Eerlijk gaf de 80-jarige grijsaard toe: „Ik ben ruim twintig jaar geleden naar Duitsland gekomen, maar er niet gelukkiger geworden. Het ging me toen om gemak, betere levensomstandigheden, welvaart. Om het materiële. Maar mijn geestelijk leven heeft eronder geleden.”
Teleurstelling
De komst naar de Bondsrepubliek is voor de oude Rus op een teleurstelling uitgelopen. „Ik leefde tot mijn emigratie in de veronderstelling dat in het Westen, waar vrijheid was, het geestelijk leven zou bloeien. De werkelijkheid is dat kerken hier kwijnen. Mensen die nog naar de kerk gaan, hebben een oppervlakkig geloofsleven. Van een intense band met Christus merk je weinig, laat staan dat de omgeving goed kan zien dat iemand gelovig is.”
Aan zijn kleinkinderen heeft de oude grijsaard zelfs de suggestie gedaan terug te keren naar de streek waar hij zelf is geboren. „Het leven daar is niet gemakkelijk, zeker niet als je kijkt naar de huidige economische omstandigheden. Maar er zijn nog wel gemeenten waar de Heere werkt. Soms vraag ik me af of dat hier in West-Europa ook nog wel gebeurt.”
De vervolging wil hij niet idealiseren. „Zeker niet. Vervolging is een kruis. Maar wel een kruis met een belofte. Christus heeft de vervolgde kerk Zijn bijzondere zorg toegezegd en heeft bovendien de garantie gegeven dat de kerk door de vervolging zonder kleerscheuren zal heenkomen.

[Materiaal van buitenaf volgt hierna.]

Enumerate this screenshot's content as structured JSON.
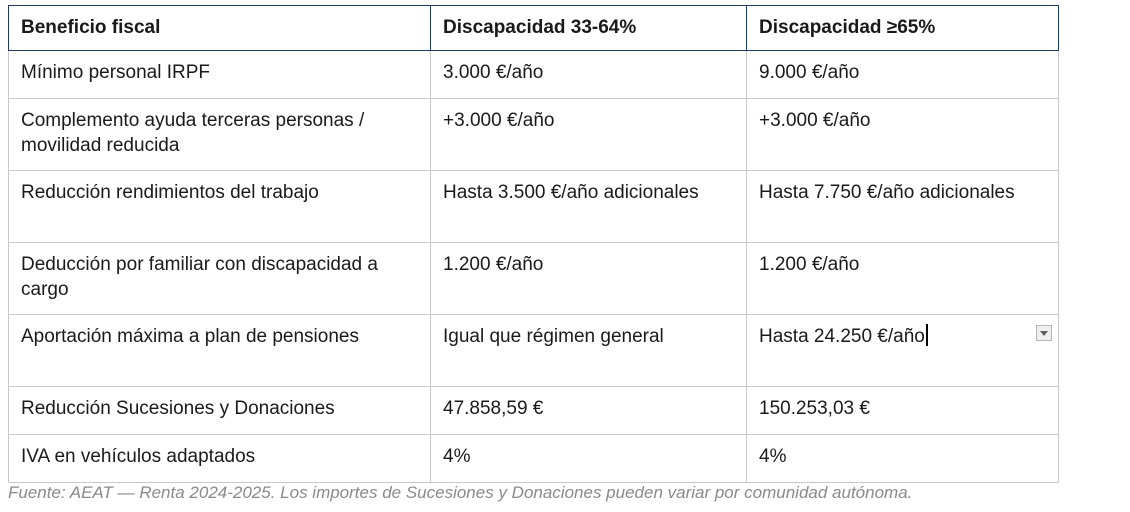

In Psalm 91 staat dat er duizend en zelfs tienduizend mensen kunnen omkomen, maar dat de gelovige niet getroffen zal worden. Maar zo’n belofte mis ik voor de kerk in tijden van welvaart. Daarom bid ik niet meer voor de vervolgde kerk, maar voor de verloren kerk. Als God niet Zijn machtige arm over de christenheid in West-Europa uitstrekt, is het bekeken.”
Amerikaanse kritiek
Misschien intrinsiek wat minder betrokken, maar minstens zo scherp is de situatietekening van Amerikaanse godsdienstsociologen en christelijke opinieleiders. In publicaties en toespraken gebruiken zij de ontkerstening van West-Europa als waarschuwend voorbeeld. „Geen deel van de wereld is zo ver heen als de West-Europa. Waar de kerk eens bloeide en het christelijk geloof alle maatschappelijke verbanden doortrok, heersen nu ongeloof en atheïsme,” schrijft de christelijke apologeet Ravi Zacharias.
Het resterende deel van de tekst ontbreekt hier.